I always noticed with Mary, that for all the ways in which we were different, it was the commonalities that seemed to stand out, and that she drew out.  She was a great talker, but also a listener.  I was amazed to learn after knowing her for a long time that we had both spent parts of our childhood in Egypt – she for six years as the daughter of an RAF man.  Characteristically, her reminiscences were affectionate, and even so many decades later marked by detail and a feeling for the place and the people who lived there.

Mary had a style all her own and shoes that couldn’t possibly be filled: her amazing reservoir of local knowledge, her awareness of people in all corners of the village with particular needs that she made sure to see to, and her total dedication to service.  She once told me that it was no accident that her initials were MPC, which also stood for Meldreth Parish Council.  She said, “You see, we were destined for each other!”

Mary followed her heart in everything she did, and I count myself as one of the many people lucky enough to have known her.

From Jane Bates, Meldreth WI

Mary was a committed member of Meldreth WI for more than forty years.  She had a love of life and was always ready to take part and “have a go” at all the WI could offer.  She made many friends throughout the County and beyond.  Her knowledge of the WI, her good humour, her friendship and her valued opinions were well respected.

Her passion was her needlecraft.  Over the years Mary had produced some beautiful pieces of Blackwork, one of which hangs in the Cambridge room at Denman College.  Mary served on our committee for more than thirty years and will leave a great void.

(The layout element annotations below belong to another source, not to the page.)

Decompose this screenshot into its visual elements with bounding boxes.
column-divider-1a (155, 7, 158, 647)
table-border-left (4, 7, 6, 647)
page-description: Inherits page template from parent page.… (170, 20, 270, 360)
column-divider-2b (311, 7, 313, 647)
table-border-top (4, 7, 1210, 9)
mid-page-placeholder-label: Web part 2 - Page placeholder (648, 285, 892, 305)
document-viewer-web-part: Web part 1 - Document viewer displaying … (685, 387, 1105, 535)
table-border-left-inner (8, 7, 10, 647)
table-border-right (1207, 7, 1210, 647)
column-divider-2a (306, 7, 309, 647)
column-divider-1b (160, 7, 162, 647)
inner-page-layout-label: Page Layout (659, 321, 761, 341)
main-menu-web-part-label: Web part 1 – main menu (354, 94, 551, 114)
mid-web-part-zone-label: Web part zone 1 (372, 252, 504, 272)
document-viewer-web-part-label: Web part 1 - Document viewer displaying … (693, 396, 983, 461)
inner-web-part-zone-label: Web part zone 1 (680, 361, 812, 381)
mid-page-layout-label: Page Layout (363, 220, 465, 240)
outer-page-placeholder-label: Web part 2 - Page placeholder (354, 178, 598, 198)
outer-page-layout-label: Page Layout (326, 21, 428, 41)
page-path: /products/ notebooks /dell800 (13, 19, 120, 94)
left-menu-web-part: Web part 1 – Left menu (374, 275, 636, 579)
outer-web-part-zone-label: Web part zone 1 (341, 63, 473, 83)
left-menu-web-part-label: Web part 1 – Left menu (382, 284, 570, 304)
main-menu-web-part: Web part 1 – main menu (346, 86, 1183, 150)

We will miss her very much.

From Lesley Farbridge

When Mary died suddenly and unexpectedly on 18th January, seven months before her 80th birthday, Meldreth lost a person who will be impossible to replace.  Her devotion to, and love of this village was apparent in her tireless work on behalf of us all. She was a typical example of ‘if you want something done, ask a busy person’.  Her knowledge of Meldreth and its history was invaluable.  The answer to most questions was simple: ‘Ask Mary’.  And what Mary didn’t know, she knew how to find out and did so with much energy and enthusiasm.  She never minded ruffling feathers, which illustrated her independence and determination to do what was best for the village and the people that live in it, rather than for self-recognition.

When standing as an Independent candidate in the District Council elections, she said, ‘I stand for people not politics’.  This statement was borne out by many acts of kindness, most of which went unrecorded.  Few will realise the extent of all that she did for Meldreth, the people of Meldreth and for every organisation she supported.  It was often said that we would not know all that she had done until she was no longer there to do it.

I first met Mary when I became Parish Clerk in the mid 1980s.  I am glad to have had the privilege of knowing this lady who was kind, generous with her time, capable, gifted with her hands (she stitched and embroidered with great skill) and who had become a very good friend.  Her husband Raymond, daughter Cilla, son Ian, grandsons Edward and William, brothers David and Peter and the other members of the family she leaves behind can surely take comfort from the fact that she has left an indelible mark on this village and she will not be forgotten.